Google is shutting down its bug bounty program. As reported by Android Authority, the company is sunsetting the Google Play Security Reward Program on Aug. 31. Google will review any reports submitted before that date through Sept. 15, and will officially bring its financial rewards to a close on Sept. 30.
The decision comes almost seven full years after Google initially rolled out the Google Play Security Reward Program. Back in 2017, the company announced the program to offer security researchers an incentive to hunt down bugs and vulnerabilities in Android apps. Those researchers could then share their findings with the apps' developers, so they could patch security gaps as quickly as possible.
This isn't a Google-exclusive idea, either: Plenty of companies offer financial rewards for ethical hackers to find and report vulnerabilities, big or small. No company can catch all the bugs on their own, so the idea is to outsource some of that work to talented individuals who might see something the company doesn't. In Google's case, their Play Store has millions of apps, so extra eyes are effective.
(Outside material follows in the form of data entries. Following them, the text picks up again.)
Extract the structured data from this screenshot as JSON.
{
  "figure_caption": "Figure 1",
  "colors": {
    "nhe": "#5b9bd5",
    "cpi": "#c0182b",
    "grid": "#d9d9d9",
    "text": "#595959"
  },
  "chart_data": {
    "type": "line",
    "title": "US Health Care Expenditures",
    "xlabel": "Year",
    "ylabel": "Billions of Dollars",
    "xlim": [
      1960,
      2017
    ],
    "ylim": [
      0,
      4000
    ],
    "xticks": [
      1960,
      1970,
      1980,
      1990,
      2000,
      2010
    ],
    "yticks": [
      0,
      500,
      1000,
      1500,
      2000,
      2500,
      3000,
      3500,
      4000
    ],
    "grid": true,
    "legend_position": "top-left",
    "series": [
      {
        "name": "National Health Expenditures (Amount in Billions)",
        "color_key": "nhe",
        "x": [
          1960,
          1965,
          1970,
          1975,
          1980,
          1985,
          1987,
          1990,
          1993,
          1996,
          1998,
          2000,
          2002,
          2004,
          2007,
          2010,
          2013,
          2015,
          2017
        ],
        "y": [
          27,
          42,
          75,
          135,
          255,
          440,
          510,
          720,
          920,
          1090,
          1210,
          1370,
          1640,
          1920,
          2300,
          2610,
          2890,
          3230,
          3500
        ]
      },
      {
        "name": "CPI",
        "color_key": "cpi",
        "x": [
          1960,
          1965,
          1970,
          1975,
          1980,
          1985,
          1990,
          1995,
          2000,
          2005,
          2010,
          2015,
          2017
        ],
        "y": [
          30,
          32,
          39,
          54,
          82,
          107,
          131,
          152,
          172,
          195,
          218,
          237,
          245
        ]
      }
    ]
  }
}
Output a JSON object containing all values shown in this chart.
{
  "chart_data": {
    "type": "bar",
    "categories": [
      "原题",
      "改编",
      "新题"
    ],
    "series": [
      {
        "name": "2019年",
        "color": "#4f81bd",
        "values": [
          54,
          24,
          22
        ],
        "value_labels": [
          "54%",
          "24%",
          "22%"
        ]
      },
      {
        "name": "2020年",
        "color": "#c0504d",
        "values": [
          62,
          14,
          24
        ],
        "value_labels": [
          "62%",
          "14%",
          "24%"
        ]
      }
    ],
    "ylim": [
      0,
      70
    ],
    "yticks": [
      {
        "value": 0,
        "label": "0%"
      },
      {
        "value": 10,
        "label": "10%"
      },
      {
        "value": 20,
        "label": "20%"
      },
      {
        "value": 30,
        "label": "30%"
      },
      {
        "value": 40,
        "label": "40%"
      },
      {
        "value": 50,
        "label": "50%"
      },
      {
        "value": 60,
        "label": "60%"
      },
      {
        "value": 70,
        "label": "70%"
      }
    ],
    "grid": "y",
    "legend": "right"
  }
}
The program has grown to offer a spread of financial rewards depending on the vulnerability: Google would pay as little as $500 for a report of a flaw that would allow a hacker to break in if they were on the same network as a user, to as much as $20,000 for a vulnerability that would allow a hacker to attack users remotely using arbitrary code execution.
Google says it's winding down the program as there have been "fewer actionable vulnerabilities reported by the research community," which the company attributes this to an increase in Android's built-in security measures. If true, that's certainly good news: Any increase in Google's security policies is a positive, and if they're feeling confident enough in their abilities to eliminate assistance from third parties, perhaps that's a good sign. Google says they have been able to take vulnerability data from these reports to create automated systems that look for these issues in apps without manual intervention.
But this is Google we're talking about. The company hasn't always had the end-user's privacy and security front of mind in every business decision. Even ignoring that, this just feels a bit risky. There are a lot of apps on the Play Store, and many of those developers likely don't have their own systems in place to look out for bugs. Small devs may not spot a serious security vulnerability on their own, and if Google's systems don't catch it, that could affect users.
And it's not just legitimate apps with security flaws you need to watch out for: Malicious apps are discovered on the Play Store all the time. Back in May, we reported on a group of 90 malicious apps that had been installed collectively 5.5 million times. And that's with this program in full effect. Hopefully Google's security protocols are up to snuff, but it's a shame to dismiss ethical hackers who would be hunting for these exact security flaws.
It's now more important than ever to be careful when downloading apps from the Play Store on Android.
Before you download an app, take a critical look at the page: Is the writing full of grammar and spelling issues? Are the images low quality, or seem irrelevant to what the app is selling? Do the reviews look like they could have been written for any generic app, rather than the specific program you're looking at? These are all signs of a malicious app, and you should steer clear.
But keep an eye on other aspects, as well: Look at the privacy report, and evaluate what permissions the app is going to request of you. Even if the app is legitimate, if it requires too much data from you, that's a liability if the app is ever compromised. (There's also no reason many of these apps need such personal information, like your contacts or location.)
Most of all, remember to keep your apps regularly updated. If there are vulnerabilities discovered, developers will patch and update their apps. To routinely check your updates, open the Play Store, tap your profile picture in the top-right, choose Manage apps & device, then Manage. Then update the apps that have available updates.